Galea Curmi said that Mifsud Bonnici was an example of a man of conviction and not of convenience. He said that while Mifsud Bonnici passed through many illnesses, and suffered a lot, he remained humble.

Mifsud Bonnici was born in 1933 to a predominantly Nationalist family. His brother Antoine was for a time parliamentary secretary in a PN government and his cousin Ugo was a PN Minister and later President of the Republic. He graduated as a lawyer in 1954 and specialised in industrial relations. 

Mifsud Bonnici had become Labour Party leader and Prime Minister at a time, in 1984, when the party was in power in spite of having obtained fewer votes than the Nationalist Party in the 1981 election. But in those times there was no constitutional provision to amend situations which saw parties obtaining fewer votes but more parliamentary seats being elected to government.

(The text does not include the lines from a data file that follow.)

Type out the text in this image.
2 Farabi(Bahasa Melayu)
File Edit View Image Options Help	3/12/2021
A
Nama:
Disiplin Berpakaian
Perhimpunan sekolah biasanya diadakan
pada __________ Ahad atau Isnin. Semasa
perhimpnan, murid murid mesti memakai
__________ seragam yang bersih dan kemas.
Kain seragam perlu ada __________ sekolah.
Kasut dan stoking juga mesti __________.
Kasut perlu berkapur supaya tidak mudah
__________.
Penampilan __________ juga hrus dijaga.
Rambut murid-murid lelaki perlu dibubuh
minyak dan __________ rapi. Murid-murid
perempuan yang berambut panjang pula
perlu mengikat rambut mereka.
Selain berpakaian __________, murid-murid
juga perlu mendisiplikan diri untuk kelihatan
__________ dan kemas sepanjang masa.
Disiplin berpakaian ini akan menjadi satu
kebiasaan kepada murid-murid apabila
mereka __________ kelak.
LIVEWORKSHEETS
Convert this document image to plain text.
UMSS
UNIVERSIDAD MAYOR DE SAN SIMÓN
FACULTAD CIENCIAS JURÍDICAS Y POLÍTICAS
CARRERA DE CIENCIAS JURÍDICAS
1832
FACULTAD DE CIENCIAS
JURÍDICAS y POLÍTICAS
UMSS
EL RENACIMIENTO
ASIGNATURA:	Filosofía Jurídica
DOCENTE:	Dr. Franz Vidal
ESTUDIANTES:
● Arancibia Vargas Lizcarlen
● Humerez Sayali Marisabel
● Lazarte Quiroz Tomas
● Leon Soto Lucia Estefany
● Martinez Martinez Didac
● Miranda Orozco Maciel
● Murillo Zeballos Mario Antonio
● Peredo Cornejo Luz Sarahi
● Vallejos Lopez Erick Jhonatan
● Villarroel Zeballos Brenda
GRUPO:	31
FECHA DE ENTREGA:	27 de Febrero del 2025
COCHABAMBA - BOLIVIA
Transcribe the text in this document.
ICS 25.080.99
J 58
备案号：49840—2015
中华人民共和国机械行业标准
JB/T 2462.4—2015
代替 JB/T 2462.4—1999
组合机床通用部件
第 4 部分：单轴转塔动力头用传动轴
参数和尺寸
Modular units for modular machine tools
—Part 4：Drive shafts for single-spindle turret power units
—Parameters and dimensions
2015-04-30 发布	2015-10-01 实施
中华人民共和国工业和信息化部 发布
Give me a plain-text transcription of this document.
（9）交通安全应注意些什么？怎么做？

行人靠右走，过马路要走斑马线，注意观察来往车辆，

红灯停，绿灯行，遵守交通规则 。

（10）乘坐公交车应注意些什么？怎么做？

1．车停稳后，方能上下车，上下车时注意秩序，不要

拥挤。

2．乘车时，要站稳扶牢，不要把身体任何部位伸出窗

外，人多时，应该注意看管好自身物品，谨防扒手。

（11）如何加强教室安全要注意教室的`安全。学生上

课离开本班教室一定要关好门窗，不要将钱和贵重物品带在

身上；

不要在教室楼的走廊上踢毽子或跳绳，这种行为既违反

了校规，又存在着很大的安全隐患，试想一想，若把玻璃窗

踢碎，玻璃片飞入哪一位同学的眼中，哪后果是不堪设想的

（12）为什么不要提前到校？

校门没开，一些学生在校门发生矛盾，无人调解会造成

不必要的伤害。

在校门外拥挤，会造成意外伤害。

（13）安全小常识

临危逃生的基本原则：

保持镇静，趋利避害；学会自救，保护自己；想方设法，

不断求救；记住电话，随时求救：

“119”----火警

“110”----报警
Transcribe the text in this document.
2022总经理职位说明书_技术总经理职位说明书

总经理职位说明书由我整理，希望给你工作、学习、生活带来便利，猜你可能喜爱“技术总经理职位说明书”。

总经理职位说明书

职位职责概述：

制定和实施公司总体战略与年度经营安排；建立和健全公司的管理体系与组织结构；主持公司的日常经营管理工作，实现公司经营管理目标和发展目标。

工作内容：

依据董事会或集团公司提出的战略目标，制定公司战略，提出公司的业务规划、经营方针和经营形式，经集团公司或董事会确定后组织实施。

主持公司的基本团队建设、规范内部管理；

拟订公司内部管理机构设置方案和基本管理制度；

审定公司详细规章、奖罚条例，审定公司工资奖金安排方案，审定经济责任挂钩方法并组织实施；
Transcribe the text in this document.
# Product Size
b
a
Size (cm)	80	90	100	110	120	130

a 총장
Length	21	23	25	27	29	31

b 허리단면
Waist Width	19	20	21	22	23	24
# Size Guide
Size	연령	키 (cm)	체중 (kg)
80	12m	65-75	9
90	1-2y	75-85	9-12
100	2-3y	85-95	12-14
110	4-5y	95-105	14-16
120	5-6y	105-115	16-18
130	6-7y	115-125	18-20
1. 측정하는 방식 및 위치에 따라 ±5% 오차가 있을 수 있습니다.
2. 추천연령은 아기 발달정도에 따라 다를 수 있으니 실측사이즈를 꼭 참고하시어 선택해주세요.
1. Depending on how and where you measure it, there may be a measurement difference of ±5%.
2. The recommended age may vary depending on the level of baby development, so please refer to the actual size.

Changes were made late in the legislature which, in May 1987, allowed the PN to return to government - in that election, the PN had again obtained fewer seats, but this time there was a constitutional provision which allowed extra seats to be given to the party to be able to govern.

He was the first Prime Minister of Malta to have been sworn in to the post without ever having contested an election.

Mifsud Bonnici was prime minister in what could be described as Malta's darkest days, and the months that preceded the 1987 election were earmaked with political violence, including the killing of PN activist Raymond Caruana in December 1986. A week earlier, the Nationalist Party had been refused permission by the police to hold a mass meeting in Zejtun, a traditonally Labour stronghold. The town had been ringed with barricades and as PN supporters made their way to the meeting, police officers had used tear-gas. Several people had been injured.

Mifsud Bonnici will also be remembered for leading the government's battle to close down church schools, the "jew b'xejn jew xejn" (free of charge or nothing) campaign. Ultimately, church schools had remained open.

In 1984, Mifsud Bonnici was also present when the offices of the Maltese Curia were ransacked after a demonstration by workers of Malta Drydocks. He had then described the workers as the "aristocracy of the working class".

As Prime Minister, he was also the lead negotiator when Egyptair Flight 648 hijacking took place and the plane landed in Malta. Sixty of the 92 passengers had been killed.

 

Mifsud Bonnici had strongly opposed Malta's membership in the European Union. He had launched the Campaign for National Independence and proposed an alternative association agreement with the EU, an idea that was rejected. In later years, Mifsud Bonnici continued his campaign against Malta's membership on Smash TV.